The focus is to enhance and improve community safety and security by reducing the threat of illegal firearms and ammunition as well as reducing the likelihood of illegal firearms getting into the hands of criminals.
That was the objective outlined by Enville Williams, Acting Commissioner of Police (CoP) as he announced a 90-day gun amnesty scheduled to begin on March 1 and run until May 31, 2024.
“We are asking persons in possession of illicit firearms and ammunition to turn them in to the police without being prosecuted for them,” the CoP said at a press briefing on January 3.
A series of consultations are expected to begin soon throughout the country, he said, to bring members of the public up to speed on the details of the amnesty.
If anything else, the hierarchy of the Royal St Vincent and the Grenadines Police Force (RSVGPF) seem to be optimistic as it relates to the success of the pending gun amnesty.
According to the CoP, during 2023, six illegal firearms and 33 rounds of ammunition were turned over to the police.

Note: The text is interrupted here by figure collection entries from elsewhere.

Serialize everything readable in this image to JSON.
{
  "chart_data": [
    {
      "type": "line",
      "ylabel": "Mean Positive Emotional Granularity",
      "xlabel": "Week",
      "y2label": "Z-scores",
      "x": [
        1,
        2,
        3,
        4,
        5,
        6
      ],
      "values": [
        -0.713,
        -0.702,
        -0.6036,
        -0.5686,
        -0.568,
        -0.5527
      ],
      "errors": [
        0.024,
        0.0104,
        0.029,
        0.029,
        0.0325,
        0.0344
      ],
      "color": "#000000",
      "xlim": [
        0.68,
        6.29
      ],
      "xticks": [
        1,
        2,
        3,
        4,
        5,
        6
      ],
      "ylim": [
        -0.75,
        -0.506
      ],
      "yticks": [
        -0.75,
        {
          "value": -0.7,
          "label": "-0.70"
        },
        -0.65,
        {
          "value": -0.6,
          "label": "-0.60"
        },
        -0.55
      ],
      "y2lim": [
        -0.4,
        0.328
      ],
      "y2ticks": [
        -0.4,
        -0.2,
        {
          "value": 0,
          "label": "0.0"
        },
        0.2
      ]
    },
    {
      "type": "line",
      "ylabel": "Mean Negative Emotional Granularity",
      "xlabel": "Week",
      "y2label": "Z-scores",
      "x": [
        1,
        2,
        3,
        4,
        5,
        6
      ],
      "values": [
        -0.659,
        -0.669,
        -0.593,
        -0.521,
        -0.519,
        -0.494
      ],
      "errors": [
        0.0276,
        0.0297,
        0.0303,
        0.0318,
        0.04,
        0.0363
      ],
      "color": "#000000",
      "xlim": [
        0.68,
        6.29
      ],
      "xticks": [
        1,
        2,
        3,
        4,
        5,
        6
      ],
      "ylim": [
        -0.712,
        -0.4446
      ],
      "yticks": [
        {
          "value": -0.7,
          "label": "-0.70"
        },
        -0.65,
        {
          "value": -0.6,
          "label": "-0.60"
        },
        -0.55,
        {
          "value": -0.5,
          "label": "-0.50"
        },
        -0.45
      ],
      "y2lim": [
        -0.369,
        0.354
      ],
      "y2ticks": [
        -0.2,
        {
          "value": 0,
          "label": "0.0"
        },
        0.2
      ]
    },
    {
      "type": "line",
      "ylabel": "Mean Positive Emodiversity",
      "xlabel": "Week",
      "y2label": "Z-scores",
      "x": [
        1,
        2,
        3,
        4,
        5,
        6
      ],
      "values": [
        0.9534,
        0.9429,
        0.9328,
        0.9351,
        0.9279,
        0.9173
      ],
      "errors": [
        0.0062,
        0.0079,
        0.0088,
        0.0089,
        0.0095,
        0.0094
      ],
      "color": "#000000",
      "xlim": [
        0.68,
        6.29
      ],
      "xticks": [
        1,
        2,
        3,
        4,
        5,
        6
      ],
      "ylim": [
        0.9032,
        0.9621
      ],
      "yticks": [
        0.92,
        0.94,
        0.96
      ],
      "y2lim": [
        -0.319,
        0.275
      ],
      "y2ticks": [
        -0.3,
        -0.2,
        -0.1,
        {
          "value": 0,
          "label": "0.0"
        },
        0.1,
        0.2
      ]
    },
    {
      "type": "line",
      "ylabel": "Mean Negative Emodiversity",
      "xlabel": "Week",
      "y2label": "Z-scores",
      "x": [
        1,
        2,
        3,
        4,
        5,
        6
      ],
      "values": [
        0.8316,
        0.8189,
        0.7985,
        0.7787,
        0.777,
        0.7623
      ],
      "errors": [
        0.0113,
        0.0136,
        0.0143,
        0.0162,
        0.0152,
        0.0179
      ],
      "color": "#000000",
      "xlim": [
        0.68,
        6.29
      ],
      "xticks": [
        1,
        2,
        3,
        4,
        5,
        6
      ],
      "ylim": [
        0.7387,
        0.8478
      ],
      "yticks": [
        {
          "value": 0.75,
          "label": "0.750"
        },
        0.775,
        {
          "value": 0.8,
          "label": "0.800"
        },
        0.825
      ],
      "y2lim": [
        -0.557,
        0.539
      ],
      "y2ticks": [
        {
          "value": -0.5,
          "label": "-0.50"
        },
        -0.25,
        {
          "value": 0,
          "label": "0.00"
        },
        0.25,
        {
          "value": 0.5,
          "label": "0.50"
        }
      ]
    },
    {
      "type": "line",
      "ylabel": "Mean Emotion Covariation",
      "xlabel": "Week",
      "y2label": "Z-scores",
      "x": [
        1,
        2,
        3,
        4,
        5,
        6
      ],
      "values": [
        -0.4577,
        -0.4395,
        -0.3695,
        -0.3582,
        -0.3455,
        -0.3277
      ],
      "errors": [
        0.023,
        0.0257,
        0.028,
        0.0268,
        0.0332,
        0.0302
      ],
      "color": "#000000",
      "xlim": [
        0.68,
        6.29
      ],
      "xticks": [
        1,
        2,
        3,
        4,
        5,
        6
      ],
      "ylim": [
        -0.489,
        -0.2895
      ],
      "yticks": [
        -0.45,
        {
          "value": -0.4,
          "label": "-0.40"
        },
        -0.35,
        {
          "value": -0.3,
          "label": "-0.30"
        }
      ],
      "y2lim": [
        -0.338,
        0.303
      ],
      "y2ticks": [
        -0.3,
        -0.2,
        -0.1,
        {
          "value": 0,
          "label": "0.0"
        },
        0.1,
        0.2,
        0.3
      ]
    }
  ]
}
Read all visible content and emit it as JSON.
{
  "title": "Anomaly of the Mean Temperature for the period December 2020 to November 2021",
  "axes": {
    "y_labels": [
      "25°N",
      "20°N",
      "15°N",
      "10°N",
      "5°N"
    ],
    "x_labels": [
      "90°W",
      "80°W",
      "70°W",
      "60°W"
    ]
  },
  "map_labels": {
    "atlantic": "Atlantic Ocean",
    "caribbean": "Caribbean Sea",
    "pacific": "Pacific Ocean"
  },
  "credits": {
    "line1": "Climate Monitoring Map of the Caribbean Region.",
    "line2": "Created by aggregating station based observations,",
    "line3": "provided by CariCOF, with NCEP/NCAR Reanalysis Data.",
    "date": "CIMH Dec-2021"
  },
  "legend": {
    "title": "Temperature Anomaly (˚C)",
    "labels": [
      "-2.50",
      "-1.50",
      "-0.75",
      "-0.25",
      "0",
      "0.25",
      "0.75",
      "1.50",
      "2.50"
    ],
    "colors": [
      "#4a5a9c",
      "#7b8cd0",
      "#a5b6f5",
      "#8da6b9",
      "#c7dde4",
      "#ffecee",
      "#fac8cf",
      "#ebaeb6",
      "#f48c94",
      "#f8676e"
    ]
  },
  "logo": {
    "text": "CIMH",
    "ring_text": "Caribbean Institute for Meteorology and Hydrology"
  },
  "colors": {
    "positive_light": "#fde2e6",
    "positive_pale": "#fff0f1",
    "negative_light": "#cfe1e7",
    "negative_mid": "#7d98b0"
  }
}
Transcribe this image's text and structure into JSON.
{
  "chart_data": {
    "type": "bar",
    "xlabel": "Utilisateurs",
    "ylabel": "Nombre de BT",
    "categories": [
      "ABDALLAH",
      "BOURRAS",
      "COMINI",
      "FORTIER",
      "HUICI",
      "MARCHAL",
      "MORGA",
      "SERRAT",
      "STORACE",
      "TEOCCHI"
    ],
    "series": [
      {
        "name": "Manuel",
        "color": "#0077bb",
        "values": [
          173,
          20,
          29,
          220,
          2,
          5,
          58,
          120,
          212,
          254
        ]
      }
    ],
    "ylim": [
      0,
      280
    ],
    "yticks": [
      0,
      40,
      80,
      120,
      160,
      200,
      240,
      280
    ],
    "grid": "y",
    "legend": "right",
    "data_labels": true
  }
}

He appealed to residents who might be in possession of illegal firarms to contact your local police station, and he gave the assurance that that they will not be prosecuted.
Williams told members of the media that the police were able to seize 29 illegal firearms and 290 rounds of ammunition in 2023.
And according to him, operation Operation TIFOS – Take Illicit Firearms Off the Streets, was expected to continue in 2024 as law enforcement authorities continue to deal with gun violence in the country and an increasing murder count.
Of the 52 murders committed in 2023, 43 were gun related, this according to Trevor Bailey, Assistant Commissioner of Police (ACP) in charge of crime.